Indeed, what sets Cocoa apart from most other standard libraries is all of the specific information it encodes in NSLocale
and NSCalendar
, but most of this comes from the Unicode Common Locale Data Repository (CLDR).
What’s to stop a standard library from pulling in other data sources? Why not expose an interface to libphonenumber, or expand on what HealthKit is already doing for fundamental units?
Incorporating this kind of data in an organized, meaningful way is too much to expect for a third-party framework, and too important to delegate to the free market of open source.
Yes, in many ways, the question of the role of a standard library is the same as the question of what roles the public and private sectors have in society. Third-Party Libertarians, meet Third-Party Librarytarians.
Swift is compelling not just in terms of what the language itself can do, but what it means to Apple, to iOS & OS X developers, and the developer community at large. There are so many factors in play that questions of technical feasibility cannot be extricated from their social and economic consequences.

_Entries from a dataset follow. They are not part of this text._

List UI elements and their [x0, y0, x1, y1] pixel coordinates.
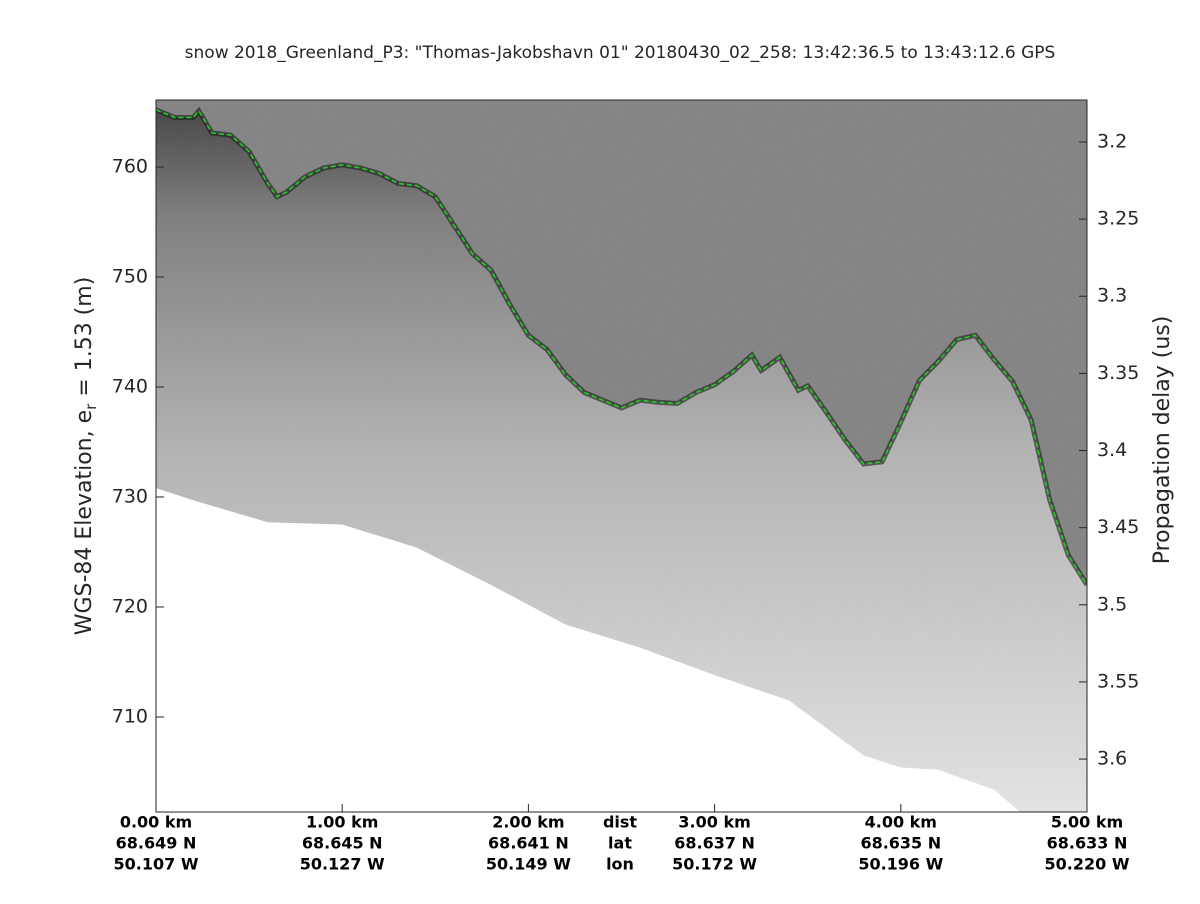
lon-label: 50.149 W [486, 855, 571, 874]
y2-tick-label: 3.3 [1097, 285, 1127, 307]
y-label-sub: r [82, 403, 100, 410]
no-data-area [156, 488, 1087, 812]
y2-tick-label: 3.4 [1097, 439, 1127, 461]
x-tick-label: 1.00 km [306, 813, 378, 832]
y-tick-label: 730 [112, 485, 148, 507]
y-tick-label: 750 [112, 265, 148, 287]
y2-tick-label: 3.2 [1097, 130, 1127, 152]
y2-tick-label: 3.6 [1097, 748, 1127, 770]
y2-tick-label: 3.25 [1097, 208, 1139, 230]
lon-label: 50.196 W [858, 855, 943, 874]
y2-tick-label: 3.5 [1097, 593, 1127, 615]
lon-label: 50.172 W [672, 855, 757, 874]
y2-tick-label: 3.35 [1097, 362, 1139, 384]
x-tick-label: 0.00 km [120, 813, 192, 832]
y-tick-label: 760 [112, 155, 148, 177]
x-axis-label: lon [606, 855, 634, 874]
chart-title: snow 2018_Greenland_P3: "Thomas-Jakobsha… [185, 43, 1056, 63]
y2-tick-label: 3.45 [1097, 516, 1139, 538]
lon-label: 50.127 W [300, 855, 385, 874]
lat-label: 68.649 N [116, 834, 197, 853]
x-axis-label: lat [608, 834, 632, 853]
y2-tick-label: 3.55 [1097, 670, 1139, 692]
y-axis-label: WGS-84 Elevation, er = 1.53 (m) [72, 277, 100, 636]
x-tick-label: 3.00 km [678, 813, 750, 832]
x-tick-label: 5.00 km [1051, 813, 1123, 832]
lon-label: 50.220 W [1045, 855, 1130, 874]
y-label-text: WGS-84 Elevation, e [72, 410, 97, 635]
lat-label: 68.635 N [860, 834, 941, 853]
y2-axis-label: Propagation delay (us) [1150, 316, 1175, 565]
y-label-rest: = 1.53 (m) [72, 277, 97, 404]
x-axis-label: dist [603, 813, 637, 832]
plot-frame [155, 99, 1088, 813]
y-tick-label: 710 [112, 705, 148, 727]
lat-label: 68.633 N [1047, 834, 1128, 853]
lat-label: 68.641 N [488, 834, 569, 853]
lat-label: 68.645 N [302, 834, 383, 853]
x-tick-label: 2.00 km [492, 813, 564, 832]
y-tick-label: 720 [112, 595, 148, 617]
lon-label: 50.107 W [114, 855, 199, 874]
lat-label: 68.637 N [674, 834, 755, 853]
surface-line [156, 109, 1087, 586]
y-tick-label: 740 [112, 375, 148, 397]
x-tick-label: 4.00 km [865, 813, 937, 832]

Will Swift be released under an open source license? Will Swift unseat Javascript as the only viable web scripting language by adding interpreter to Safari? Ultimately, these will be the kinds of deciding factors for what will become of the Swift Standard Library. If Swift is to become a portable systems and scripting language, it would first need to extricate itself from the Objective-C runtime and a web of heavy dependencies.
What is almost certain, however, is that Cocoa, like Objective-C, is doomed. It’s not as much a question of whether, but when. (And we’re talking years from now; no one is really arguing that Objective-C & Cocoa are going away entirely all at once).
The Swift Standard Library is on a collision course with Cocoa, and if the new language continues to gain momentum, one should expect to see further fracturing and reinvention within the system frameworks.
For 30 years, these technologies have served us well, and the best we can do to honor their contributions is to learn from their mistakes and make sure that what replaces them are insanely great.